L’hôtel Sofitel de Bruxelles a été victime d’un incendie dans la nuit de mardi à mercredi. L’incendie accidentel a nécessité l’évacuation de 170 personnes. Certains clients évoquaient un problème concernant le bruit de l’alarme. Une information démentie par des intervenants présents.

Les hôtels bruxellois et wallons sont régis par des règles assez élevées en la matière, qui sont dictées de façon régionale. "Les hôtels ne peuvent pas demander d’attestation de contrôle simplifiée. Il faudrait moins de cinq chambres. Donc, ça ne concerne pas le secteur hôtelier. Les hôtels sont soumis à toutes les contraintes. Il y a une visite des pompiers obligatoire" , explique Rodolphe Van Weyenbergh, secrétaire général de la Brussels Hotels Association.
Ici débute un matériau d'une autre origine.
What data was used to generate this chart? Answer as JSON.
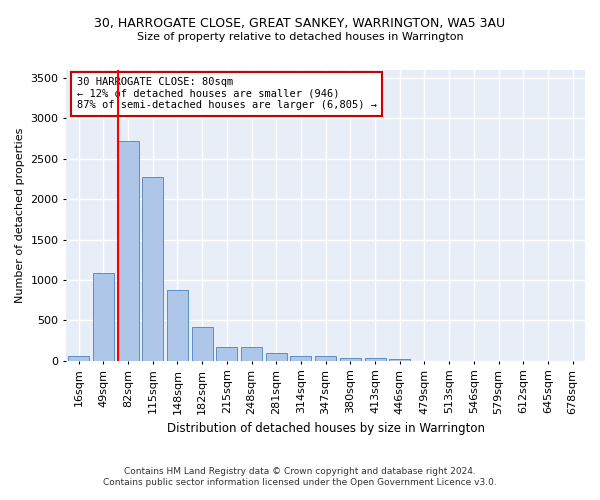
{
  "title_line1": "30, HARROGATE CLOSE, GREAT SANKEY, WARRINGTON, WA5 3AU",
  "title_line2": "Size of property relative to detached houses in Warrington",
  "xlabel": "Distribution of detached houses by size in Warrington",
  "ylabel": "Number of detached properties",
  "footnote1": "Contains HM Land Registry data © Crown copyright and database right 2024.",
  "footnote2": "Contains public sector information licensed under the Open Government Licence v3.0.",
  "categories": [
    "16sqm",
    "49sqm",
    "82sqm",
    "115sqm",
    "148sqm",
    "182sqm",
    "215sqm",
    "248sqm",
    "281sqm",
    "314sqm",
    "347sqm",
    "380sqm",
    "413sqm",
    "446sqm",
    "479sqm",
    "513sqm",
    "546sqm",
    "579sqm",
    "612sqm",
    "645sqm",
    "678sqm"
  ],
  "values": [
    55,
    1090,
    2720,
    2280,
    880,
    415,
    170,
    170,
    95,
    60,
    55,
    35,
    30,
    25,
    0,
    0,
    0,
    0,
    0,
    0,
    0
  ],
  "bar_color": "#aec6e8",
  "bar_edge_color": "#5b8ec4",
  "background_color": "#e8eef8",
  "grid_color": "#ffffff",
  "marker_line_color": "#ff0000",
  "annotation_line1": "30 HARROGATE CLOSE: 80sqm",
  "annotation_line2": "← 12% of detached houses are smaller (946)",
  "annotation_line3": "87% of semi-detached houses are larger (6,805) →",
  "annotation_box_color": "#ffffff",
  "annotation_box_edge_color": "#cc0000",
  "ylim": [
    0,
    3600
  ],
  "yticks": [
    0,
    500,
    1000,
    1500,
    2000,
    2500,
    3000,
    3500
  ]
}
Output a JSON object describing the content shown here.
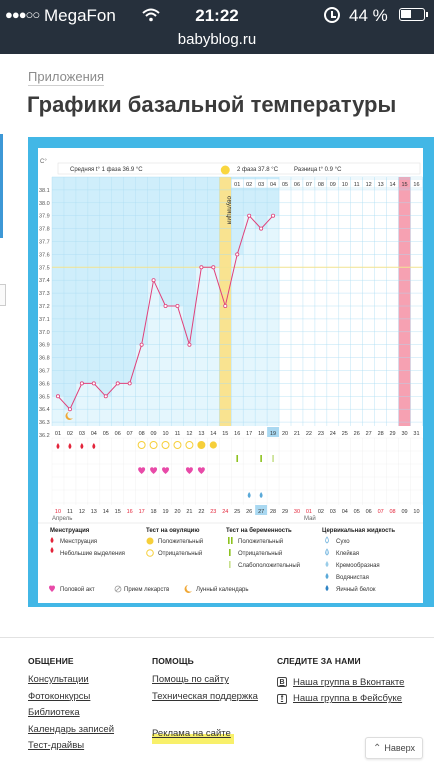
{
  "status_bar": {
    "carrier": "MegaFon",
    "signal_dots": "●●●○○",
    "time": "21:22",
    "battery": "44 %"
  },
  "browser": {
    "url": "babyblog.ru"
  },
  "breadcrumb": "Приложения",
  "page_title": "Графики базальной температуры",
  "chart": {
    "unit_label": "С°",
    "phase1": "Средняя t° 1 фаза 36.9 °С",
    "phase2": "2 фаза 37.8 °С",
    "diff": "Разница t° 0.9 °С",
    "ovulation_label": "овуляция",
    "yticks": [
      "38.1",
      "38.0",
      "37.9",
      "37.8",
      "37.7",
      "37.6",
      "37.5",
      "37.4",
      "37.3",
      "37.2",
      "37.1",
      "37.0",
      "36.9",
      "36.8",
      "36.7",
      "36.6",
      "36.5",
      "36.4",
      "36.3",
      "36.2"
    ],
    "day_numbers": [
      "01",
      "02",
      "03",
      "04",
      "05",
      "06",
      "07",
      "08",
      "09",
      "10",
      "11",
      "12",
      "13",
      "14",
      "15",
      "16",
      "17",
      "18",
      "19",
      "20",
      "21",
      "22",
      "23",
      "24",
      "25",
      "26",
      "27",
      "28",
      "29",
      "30",
      "31"
    ],
    "top_days": [
      "01",
      "02",
      "03",
      "04",
      "05",
      "06",
      "07",
      "08",
      "09",
      "10",
      "11",
      "12",
      "13",
      "14",
      "15",
      "16"
    ],
    "temps": [
      36.5,
      36.4,
      36.6,
      36.6,
      36.5,
      36.6,
      36.6,
      36.9,
      37.4,
      37.2,
      37.2,
      36.9,
      37.5,
      37.5,
      37.2,
      37.6,
      37.9,
      37.8,
      37.9
    ],
    "dates": [
      "10",
      "11",
      "12",
      "13",
      "14",
      "15",
      "16",
      "17",
      "18",
      "19",
      "20",
      "21",
      "22",
      "23",
      "24",
      "25",
      "26",
      "27",
      "28",
      "29",
      "30",
      "01",
      "02",
      "03",
      "04",
      "05",
      "06",
      "07",
      "08",
      "09",
      "10"
    ],
    "month1": "Апрель",
    "month2": "Май"
  },
  "legend": {
    "menstruation": {
      "title": "Менструация",
      "items": [
        "Менструация",
        "Небольшие выделения"
      ]
    },
    "ovulation_test": {
      "title": "Тест на овуляцию",
      "items": [
        "Положительный",
        "Отрицательный"
      ]
    },
    "pregnancy_test": {
      "title": "Тест на беременность",
      "items": [
        "Положительный",
        "Отрицательный",
        "Слабоположительный"
      ]
    },
    "cervical": {
      "title": "Цервикальная жидкость",
      "items": [
        "Сухо",
        "Клейкая",
        "Кремообразная",
        "Водянистая",
        "Яичный белок"
      ]
    },
    "bottom": [
      "Половой акт",
      "Прием лекарств",
      "Лунный календарь"
    ]
  },
  "footer": {
    "col1": {
      "title": "ОБЩЕНИЕ",
      "links": [
        "Консультации",
        "Фотоконкурсы",
        "Библиотека",
        "Календарь записей",
        "Тест-драйвы"
      ]
    },
    "col2": {
      "title": "ПОМОЩЬ",
      "links": [
        "Помощь по сайту",
        "Техническая поддержка",
        "Реклама на сайте"
      ]
    },
    "col3": {
      "title": "СЛЕДИТЕ ЗА НАМИ",
      "links": [
        "Наша группа в Вконтакте",
        "Наша группа в Фейсбуке"
      ]
    },
    "vk_icon": "B",
    "fb_icon": "f"
  },
  "back_button": "Наверх",
  "colors": {
    "accent": "#42b7e6",
    "plot_blue": "#cfeefb",
    "line": "#e0417a",
    "ovulation": "#f9e390",
    "menstruation": "#e3243a",
    "rose": "#f6a1b2"
  }
}
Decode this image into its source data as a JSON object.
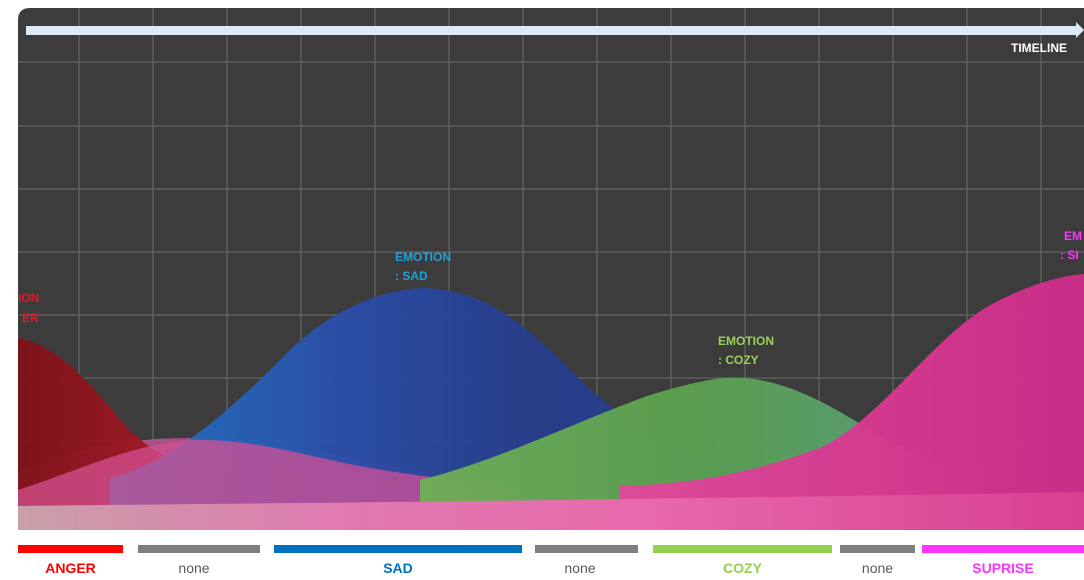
{
  "timeline": {
    "label": "TIMELINE"
  },
  "emotions": [
    {
      "id": "anger",
      "label_line1": "ION",
      "label_line2": "ER",
      "color": "#e0192b"
    },
    {
      "id": "sad",
      "label_line1": "EMOTION",
      "label_line2": ": SAD",
      "color": "#1ea0dc"
    },
    {
      "id": "cozy",
      "label_line1": "EMOTION",
      "label_line2": ": COZY",
      "color": "#9bd05a"
    },
    {
      "id": "suprise",
      "label_line1": "EM",
      "label_line2": ": SI",
      "color": "#ff33ff"
    }
  ],
  "legend": [
    {
      "label": "ANGER",
      "color": "#ff0000",
      "text_color": "#ff0000",
      "strong": true
    },
    {
      "label": "none",
      "color": "#7f7f7f",
      "text_color": "#595959",
      "strong": false
    },
    {
      "label": "SAD",
      "color": "#0070c0",
      "text_color": "#0070c0",
      "strong": true
    },
    {
      "label": "none",
      "color": "#7f7f7f",
      "text_color": "#595959",
      "strong": false
    },
    {
      "label": "COZY",
      "color": "#92d050",
      "text_color": "#92d050",
      "strong": true
    },
    {
      "label": "none",
      "color": "#7f7f7f",
      "text_color": "#595959",
      "strong": false
    },
    {
      "label": "SUPRISE",
      "color": "#ff33ff",
      "text_color": "#ff33ff",
      "strong": true
    }
  ],
  "colors": {
    "panel_background": "#3c3c3c",
    "grid": "#6e6e6e",
    "timeline_arrow": "#dde9f6",
    "floor": "#cfa3a8"
  }
}
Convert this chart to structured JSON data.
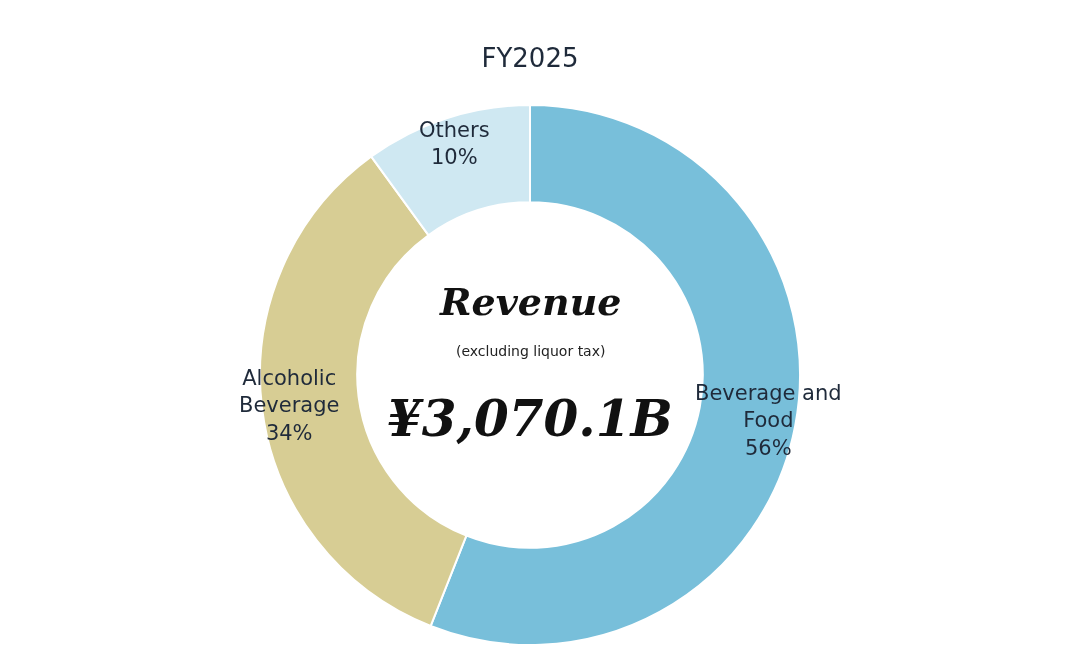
{
  "chart_data": {
    "type": "donut",
    "title": "FY2025",
    "categories": [
      "Beverage and Food",
      "Alcoholic Beverage",
      "Others"
    ],
    "values": [
      56,
      34,
      10
    ],
    "value_labels": [
      "56%",
      "34%",
      "10%"
    ],
    "colors": [
      "#78bfda",
      "#d7cd94",
      "#cfe8f2"
    ],
    "annotations": [
      "Revenue",
      "(excluding liquor tax)",
      "¥3,070.1B"
    ],
    "legend": false
  }
}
Daniel De Meester, officier préventionniste pour la zone de secours Brabant wallon, confirme aussi que la sécurité est très élevée. "Et c’est bien normal. Concernant des hôtels de la taille du Sofitel, il faut deux cages d’escalier. Toutes les chambres sont compartimentées. S’il y a le feu dans le couloir et que je ne peux sortir, je suis censé rester dans ma chambre et attendre que les services de secours interviennent. Ces compartiments permettent de ne pas être directement exposés au danger. Il doit aussi y avoir une détection incendie généralisée, entre autres dispositifs."

L’attestation incendie , indispensable pour chaque établissement, est valable cinq ans. Elle est aussi revue quand des travaux sont réalisés. Il ne s’agit pas des seuls contrôles, comme le précise Daniel De Meester : "Il y a des entretiens périodiques qui ne sont pas réalisés par des pompiers. Il y a, par exemple, une vérification annuelle de la centrale alarme. Le signal doit être audible même dans ma pièce d’eau avec la douche allumée. Il y a donc beaucoup de contraintes C’est important. La norme est bien étudiée dans notre pays. C’est ce qu’il faut pour bien assurer la sécurité des personnes."